Сёгун отбыл из храма около шести вечера. Как только стража ушла со своих постов, толпа, ожидавшая снаружи, лавиной ринулась во двор, и среди сосен, как дым от костров, взметнулись столбы пыли. Солнце, клонящееся к закату, заливало людей и деревья ослепительным сияньем. Яркие лучи пронизывали кроны сосен и развесистые ветви сакуры, окрашивая в цвета вечерней зари все семь строений обители Годзи-ин, главного храма буддийской секты Синги Сингон[1] области Канто. [2]
Безоблачное небо распростерлось в вышине полотнищем синего шелка. Это был один из тех весенних дней, о которых в Эдо говорят: «Быть не может, чтобы в такой денек хоть один колокол да не продался». Издали было видно, как блестят и переливаются на солнце копья, мечи, алебарды, обтянутые атласом ларцы и цветные зонтики торжественной процессии.
— Вот уж поистине погодка хороша — как будто подгадала к выезду его высочества, — заметил один из зевак, и все вокруг заулыбались, согласно кивая.

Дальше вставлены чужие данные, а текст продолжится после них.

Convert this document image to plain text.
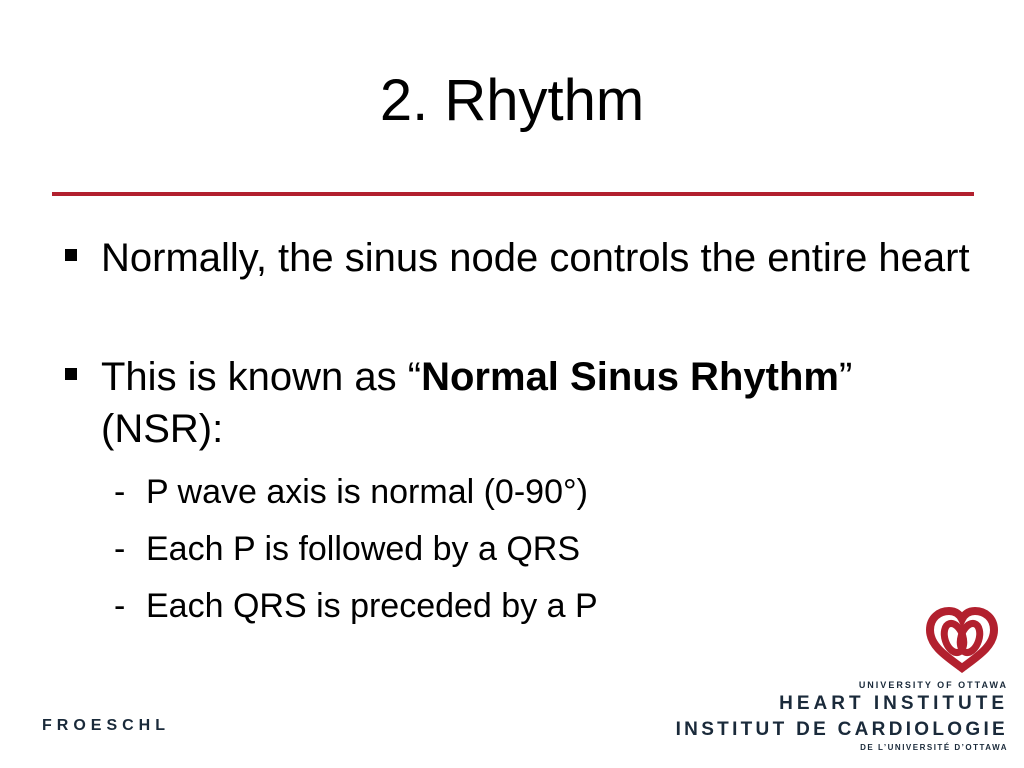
2. Rhythm
Normally, the sinus node controls the entire heart
This is known as “Normal Sinus Rhythm” (NSR):
- P wave axis is normal (0-90°)
- Each P is followed by a QRS
- Each QRS is preceded by a P
FROESCHL
UNIVERSITY OF OTTAWA
HEART INSTITUTE
INSTITUT DE CARDIOLOGIE
DE L’UNIVERSITÉ D’OTTAWA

Само собой, для этих людей, родившихся и выросших в мирное время, не было большего удовольствия, чем поглазеть на роскошное, величественное зрелище.

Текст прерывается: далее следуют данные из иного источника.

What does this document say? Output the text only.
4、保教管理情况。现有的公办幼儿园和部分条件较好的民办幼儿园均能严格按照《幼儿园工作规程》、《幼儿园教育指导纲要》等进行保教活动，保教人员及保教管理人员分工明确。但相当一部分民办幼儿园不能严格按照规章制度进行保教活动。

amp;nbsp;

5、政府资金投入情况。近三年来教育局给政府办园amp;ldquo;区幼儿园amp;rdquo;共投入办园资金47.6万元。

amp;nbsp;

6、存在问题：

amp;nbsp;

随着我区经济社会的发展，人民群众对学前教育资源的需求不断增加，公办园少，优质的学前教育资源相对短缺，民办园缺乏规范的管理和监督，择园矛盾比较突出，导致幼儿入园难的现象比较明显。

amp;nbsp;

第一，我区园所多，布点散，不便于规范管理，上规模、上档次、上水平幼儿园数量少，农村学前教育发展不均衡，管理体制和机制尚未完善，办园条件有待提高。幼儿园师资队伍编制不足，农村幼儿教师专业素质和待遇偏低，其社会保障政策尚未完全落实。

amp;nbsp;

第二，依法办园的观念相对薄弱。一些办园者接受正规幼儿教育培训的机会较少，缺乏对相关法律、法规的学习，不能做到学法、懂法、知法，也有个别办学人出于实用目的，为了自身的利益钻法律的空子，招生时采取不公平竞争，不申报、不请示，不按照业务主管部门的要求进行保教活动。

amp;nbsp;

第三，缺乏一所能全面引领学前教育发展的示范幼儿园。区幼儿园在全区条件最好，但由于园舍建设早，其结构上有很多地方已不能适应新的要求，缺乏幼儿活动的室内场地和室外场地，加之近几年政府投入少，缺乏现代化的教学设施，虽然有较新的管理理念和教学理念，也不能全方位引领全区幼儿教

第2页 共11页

Пьянящий до истомы аромат благовонных священных курений плыл по двору. Толпы богомольцев и зевак переходили из павильона в павильон, заполняя храмовые приделы Сэндзю-до, Сёдэн-до, Дайси-до, Дзёгё-до. Под темными сводами, скрывавшими тайны древнего учения Сингон, горели огни лампад, и смутные блики играли на позолоте створок, прикрывающих алтарные ниши с изваяниями будд. Сквозь дым курений доносилось монотонное бормотание монахов, читающих сутры, и приглушенные голоса молящихся возносились к небу в лучах вечерней зари.

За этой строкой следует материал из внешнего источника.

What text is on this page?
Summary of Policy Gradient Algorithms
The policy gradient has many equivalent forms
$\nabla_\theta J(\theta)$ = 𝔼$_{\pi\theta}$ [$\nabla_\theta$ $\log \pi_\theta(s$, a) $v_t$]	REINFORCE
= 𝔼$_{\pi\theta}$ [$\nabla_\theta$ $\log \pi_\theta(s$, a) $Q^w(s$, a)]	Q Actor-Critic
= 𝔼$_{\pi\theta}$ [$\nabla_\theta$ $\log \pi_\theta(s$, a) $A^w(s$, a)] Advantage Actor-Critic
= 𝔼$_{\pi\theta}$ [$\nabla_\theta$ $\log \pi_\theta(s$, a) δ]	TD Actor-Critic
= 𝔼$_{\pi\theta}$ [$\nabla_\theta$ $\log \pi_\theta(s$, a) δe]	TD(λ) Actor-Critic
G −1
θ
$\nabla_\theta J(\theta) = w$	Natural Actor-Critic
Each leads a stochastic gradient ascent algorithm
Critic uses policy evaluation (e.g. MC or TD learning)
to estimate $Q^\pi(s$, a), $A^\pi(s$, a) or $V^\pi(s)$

Голоса звучали то громче, то тише, сливаясь в гармоническом потоке, навевая атмосферу величественного благочестия, и казалось, они преображаются в соцветья сакуры, покачиваясь на ветвях, чтобы затем волнами взметнуться ввысь — туда, где соколы парят в поднебесье над крышами славного города Эдо. Толпы людей в ярких нарядах, просочившись сквозь центральные ворота, перетекали от павильона к павильону, словно бесчисленные лепестки опавших цветов, влекомые потоком. Многочисленные запреты на излишества и роскошь, налагаемые властями, как видно, не в силах были остановить брожения в недрах перезревшей эпохи.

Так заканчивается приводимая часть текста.